I Listen So You Don't Have To: Steve Austin Show Ep. 324

Hornswoggle, here in the gator costume with Heath Slater, was Austin's guest
Photo Credit: WWE.com
If you’re new, here’s the rundown. We listen to a handful of wrestling podcasts each week. Too many, probably, though certainly not all of them. In the interest of saving you time — in case you have the restraint to skip certain episodes — the plan is to give the bare bones of a given show and let you decide if it’s worth investing the time to hear the whole thing. There are many wrestling podcasts out there, of course, but this feature largely hews to the regular rotation we feel best fit the category of hit or miss. If we can save other folks some time, we’re happy to do so.

Show: Steve Austin Show — Unleashed
Episode: 324 (May 12, 2016)
Run Time: 1:28:59
Guest: Dylan Postl (10:25)

Summary: Austin is on the phone with one of the folks let go in the recent round of WWE’s releases: the man who portrayed Hornswoggle. Postl explains learning of his release, then talks at length about his difficult childhood, which led into how he encountered Ken Anderson and got into wrestling. He shares road stories, explains the importance of working with Fit Finlay and describes how the birth of his sin forced him to get smart about money. The topic moves to his relationships with WWE colleagues, then his no-compete clause. After a break, the guys talk about their connections with Ultimate Warrior. Other topics are Postl’s WWE Cruiserweight Championship victory, working with Vince McMahon, getting over, the Wee LC match, his wellness policy violation, his movie career and physical condition after a decade with WWE. The interview ends with Postl discussing his immediate and future career plans.

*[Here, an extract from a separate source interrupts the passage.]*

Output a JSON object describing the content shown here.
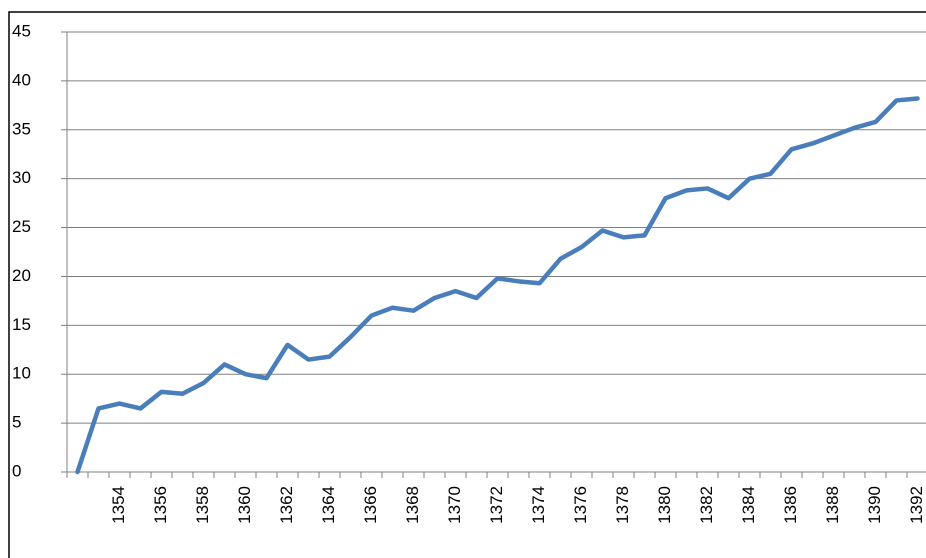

Quote of the week: “It’s not that I don’t care about what I did in the business, because it means more to me than anything. I had a lot of memories on TV, a lot of awesome matches, a lot of awesome things that I’ve done, but the thing you take most from this business, and I honest to God mean it, is the friendships that you make. And it’s so cheesy and so maybe, you know, dumb and overly said … that really made me stay positive, was all these guys texting me saying that they felt bad and if there’s anything that they could do to let them know.”

Why you should listen: Austin does a great job of connecting with Postl — growing up with a stepparent, and also as wrestlers who have run afoul of bosses, endured injuries and especially been informed of their release. Postl paints quite a picture of being on the road with Shawn Daivari, Mark Henry and Great Khali, sheds new light on working with Finlay and ultimately does a great job explaining how he’s so much more than just a little person in wrestling, as well as how he came to embrace the opportunity he still isn’t quite sure he deserved.

Why you should skip it: While the wound clearly is fresh, Postl isn’t here to take shots at his former employer, so don’t hold your breath for that kind of hot fire. The closest we come is Postl explaining the specifics of his wellness policy violation, though that was softened both with his praise for the policy and Austin contextualizing the “shy bladder” excuse as widespread and normal, rather than follow with more probing questions. A good chunk of this was familiar ground Postl covered during his appearance on Art Of Wrestling, but that was several years ago. Also, Postl is comfortable calling himself a midget, but if that bothers you, well, fair warning.

Final thoughts: Postl might not be the first of WWE’s ex-employees I’d want Austin to track down, but he conducted a fairly thorough interview and, more importantly, really connected with him on a personal level. That this conversation was able to happen at all says something important about ongoing good relationship with WWE — which made it all the more amusing to hear Austin get hot about the clause that keeps released talent off any promotion’s television or Internet pay-per-view shows for 90 days. This won’t go down as a classic Austin episode, but it’s well timed and well executed. In the end, it was definitely entertaining and engendered a lot of good will for the erstwhile Hornswoggle. Well done.